Beringen (1)Afbeelding 1: Van links naar rechts een koeltoren uit de jaren vijftig, uit de jaren veertig, de watercentrale (om het water van ijzer te ontdoen), twee koeltorens uit de jaren twintig en één van beide ophaalgebouwen.

Op een enkele uitzondering na is van de zeven steenkoolmijnen in de Belgische Kempen nog veel industrieel erfgoed voor handen en de herbestemming hiervan heeft ondertussen een aantal fraaie voorbeelden opgeleverd, zoals in Eisden, Genk en Zolder. Het complex dat na sluiting het best in tact is gebleven is te vinden in Beringen. Reeds tijdens de nadagen van de exploitatie bestonden er al plannen om hier een museum op te richten en nog voor de sluiting in 1989 waren deze een feit. In 1993 kregen de bedrijfsgebouwen de monumentenstatus en na de eeuwwisseling begon men serieus werk te maken van restauratie en nieuwbouw. Zo kreeg de toeristische dienst een onderkomen in het voormalige portiergebouw en het mijnmuseum in het sociaal gebouw. Er verrees een zwemparadijs, duiksportcentrum en een woonwijk op het gesaneerde areaal. Na afdekking met schone aarde kon de mijnsteenberg (terril) voor recreatieve doeleinden ingezet worden. Beringen gold als schoolvoorbeeld van een compleet behouden mijnbouwcomplex en werd om die reden ook opgenomen in de European Routes of Industrial Heritage (ERIH). Het was daarom een grote verrassing toen in 2013, twintig jaar na verlening van de monumentstatus, eigenaar Be-MINE een vergunning aanvroeg voor het slopen van de kolenwasserij. Voorbeelden van juist deze schakel in het kolenwinningsproces zijn inmiddels vrij zeldzaam geworden en alleen behouden in de opengestelde steenkoolmijnen van Blegny in Trembleur en Zollverein in Essen. Belangengroeperingen wisten het onheil echter tegen te houden en de Vlaamse overheid te bewegen geld beschikbaar te stellen voor de restauratie. Vijf jaar later moesten zij echter weer in actie komen nadat Be-MINE nogmaals sloopplannen indiende, ditmaal voor een gedeelte van de kolenwasserij waarvoor het restauratiebudget ontoereikend was. Bij het samenstellen van deze reportage leek ook dit keer het protest succesvol uit te pakken, hoewel de strijd nog niet is gestreden.Beringen (2)Afbeelding 2: Afbeelding van het mijncomplex in haar beginjaren, met in het midden het ontvangstgebouw en rechts daarvan de kolenwasserij. Op de achtergrond zijn de schachtbok en de betonnen schoorstenen van het ketelhuis en de betonfabriek (met waterreservoir) te zien. Op de voorgrond de passerelle over de sporen, uitgevoerd in stalen vakwerkbouw,  waarover de wagentjes het mijnafval van de wasserij naar de terril transporteerden.

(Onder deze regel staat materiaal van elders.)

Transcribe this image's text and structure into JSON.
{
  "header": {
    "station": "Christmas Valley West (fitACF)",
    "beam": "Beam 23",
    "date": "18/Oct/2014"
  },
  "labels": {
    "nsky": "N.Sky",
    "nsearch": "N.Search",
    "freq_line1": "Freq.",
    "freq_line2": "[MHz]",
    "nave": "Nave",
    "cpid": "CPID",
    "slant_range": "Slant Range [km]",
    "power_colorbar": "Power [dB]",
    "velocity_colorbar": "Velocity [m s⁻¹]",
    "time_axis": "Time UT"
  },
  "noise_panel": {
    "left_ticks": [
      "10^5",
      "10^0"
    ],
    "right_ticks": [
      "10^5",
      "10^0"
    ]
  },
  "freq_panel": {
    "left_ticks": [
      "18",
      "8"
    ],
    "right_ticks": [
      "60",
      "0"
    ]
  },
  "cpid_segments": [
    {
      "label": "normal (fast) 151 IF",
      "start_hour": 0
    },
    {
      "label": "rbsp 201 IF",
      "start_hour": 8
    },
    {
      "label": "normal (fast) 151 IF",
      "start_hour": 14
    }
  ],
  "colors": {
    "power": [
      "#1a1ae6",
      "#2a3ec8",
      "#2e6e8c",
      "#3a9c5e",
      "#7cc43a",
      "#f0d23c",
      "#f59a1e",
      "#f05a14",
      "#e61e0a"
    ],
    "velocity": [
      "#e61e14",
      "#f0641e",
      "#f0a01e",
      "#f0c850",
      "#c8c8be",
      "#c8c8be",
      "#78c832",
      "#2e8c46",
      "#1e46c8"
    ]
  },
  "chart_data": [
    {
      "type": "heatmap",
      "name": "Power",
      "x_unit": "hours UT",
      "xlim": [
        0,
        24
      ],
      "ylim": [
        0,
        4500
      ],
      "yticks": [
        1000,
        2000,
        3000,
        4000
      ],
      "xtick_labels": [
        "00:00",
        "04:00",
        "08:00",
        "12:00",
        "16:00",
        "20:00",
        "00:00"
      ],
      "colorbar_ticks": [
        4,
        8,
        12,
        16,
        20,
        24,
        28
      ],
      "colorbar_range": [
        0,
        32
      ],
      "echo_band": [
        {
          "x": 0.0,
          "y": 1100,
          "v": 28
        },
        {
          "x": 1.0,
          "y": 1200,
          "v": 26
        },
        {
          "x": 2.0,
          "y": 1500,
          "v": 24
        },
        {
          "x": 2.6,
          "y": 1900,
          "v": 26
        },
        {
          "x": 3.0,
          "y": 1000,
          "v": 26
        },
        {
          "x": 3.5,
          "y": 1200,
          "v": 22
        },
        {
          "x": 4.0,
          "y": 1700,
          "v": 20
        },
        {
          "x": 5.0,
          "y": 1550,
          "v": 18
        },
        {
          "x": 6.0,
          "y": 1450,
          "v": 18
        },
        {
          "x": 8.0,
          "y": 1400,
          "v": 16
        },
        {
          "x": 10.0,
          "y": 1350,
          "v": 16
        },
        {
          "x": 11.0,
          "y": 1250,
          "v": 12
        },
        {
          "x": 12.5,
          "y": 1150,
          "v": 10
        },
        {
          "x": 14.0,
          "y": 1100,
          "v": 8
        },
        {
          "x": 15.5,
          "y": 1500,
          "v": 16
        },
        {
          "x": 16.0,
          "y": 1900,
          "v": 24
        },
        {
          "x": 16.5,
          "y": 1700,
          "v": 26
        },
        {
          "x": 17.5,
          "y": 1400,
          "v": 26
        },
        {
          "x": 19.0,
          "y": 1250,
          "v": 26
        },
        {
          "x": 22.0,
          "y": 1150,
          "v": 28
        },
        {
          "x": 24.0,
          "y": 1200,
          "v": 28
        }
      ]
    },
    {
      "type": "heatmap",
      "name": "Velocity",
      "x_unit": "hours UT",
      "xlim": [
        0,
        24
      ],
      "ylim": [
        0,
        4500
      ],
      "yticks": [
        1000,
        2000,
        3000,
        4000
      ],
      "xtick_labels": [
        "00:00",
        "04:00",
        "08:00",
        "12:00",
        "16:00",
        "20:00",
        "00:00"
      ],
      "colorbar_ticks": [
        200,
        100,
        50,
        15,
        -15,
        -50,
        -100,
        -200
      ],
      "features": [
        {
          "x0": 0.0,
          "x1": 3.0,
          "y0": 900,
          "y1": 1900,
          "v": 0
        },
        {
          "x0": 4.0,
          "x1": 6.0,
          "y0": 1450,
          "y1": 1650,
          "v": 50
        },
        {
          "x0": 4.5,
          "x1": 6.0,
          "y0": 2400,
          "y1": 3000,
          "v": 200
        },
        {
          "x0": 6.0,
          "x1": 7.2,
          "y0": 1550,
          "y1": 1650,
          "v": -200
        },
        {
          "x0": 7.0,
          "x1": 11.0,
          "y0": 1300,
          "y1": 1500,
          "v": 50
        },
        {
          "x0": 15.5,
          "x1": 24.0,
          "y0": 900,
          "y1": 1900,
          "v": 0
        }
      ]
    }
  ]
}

Na succesvolle proefboringen, die in 1902 begonnen waren, werd in 1907 de exploitatiemaatschappij Société Anonyme des Charbonnages de Beeringen opgericht. Deze Franstalige benaming lag voor de hand, niet alleen omdat het bedrijf in Luik was gevestigd maar vooral omdat de meerderheid van de aandelen in handen was van Franse staal- en hoogovenbedrijven. Bij latere kapitaalsverhogingen zouden deze partijen hun positie nog verder versterken, zodat uiteindelijk begin jaren dertig veertien van de achttien leden van de raad van beheer de Franse nationaliteit hadden. De concessie had een totale oppervlakte van bijna vijfduizend hectaren en strekte zich uit over gedeelten van de gemeenten Koersel, Heusden, Lummen, Beringen, Oostham, Paal, Tessenderloo en Beverlo. In 1910 begon men schacht I te boren, en in 1912 schacht II, maar het duurde tot 1919 vooraleer op een diepte van 623 meter de eerste kolenlaag werd bereikt. Ondanks de toegepaste bevriezingstechniek had men enkele malen te kampen met wateroverlast. Ook de schaarste aan middelen en mankracht tijdens de Eerste Wereldoorlog vertraagde de werkzaamheden, vooral toen de maatschappij in 1916 onder dwangbeheer kwam te staan en de bezetter technische installaties naar Duitsland liet afvoeren. De houten afdiepingstorens werden in 1919 vervangen door stalen schachtbokken, ieder voorzien van twee ophaalgebouwen. In 1922 begon de daadwerkelijke productie, waarbij steenkool gewonnen werd op verdiepingen die 727, 789 en 850 meter beneden het maaiveld gelegen waren.Beringen (3)Afbeelding 3: In het Sociaal Gebouw is tegenwoordig het Mijnmuseum ondergebracht.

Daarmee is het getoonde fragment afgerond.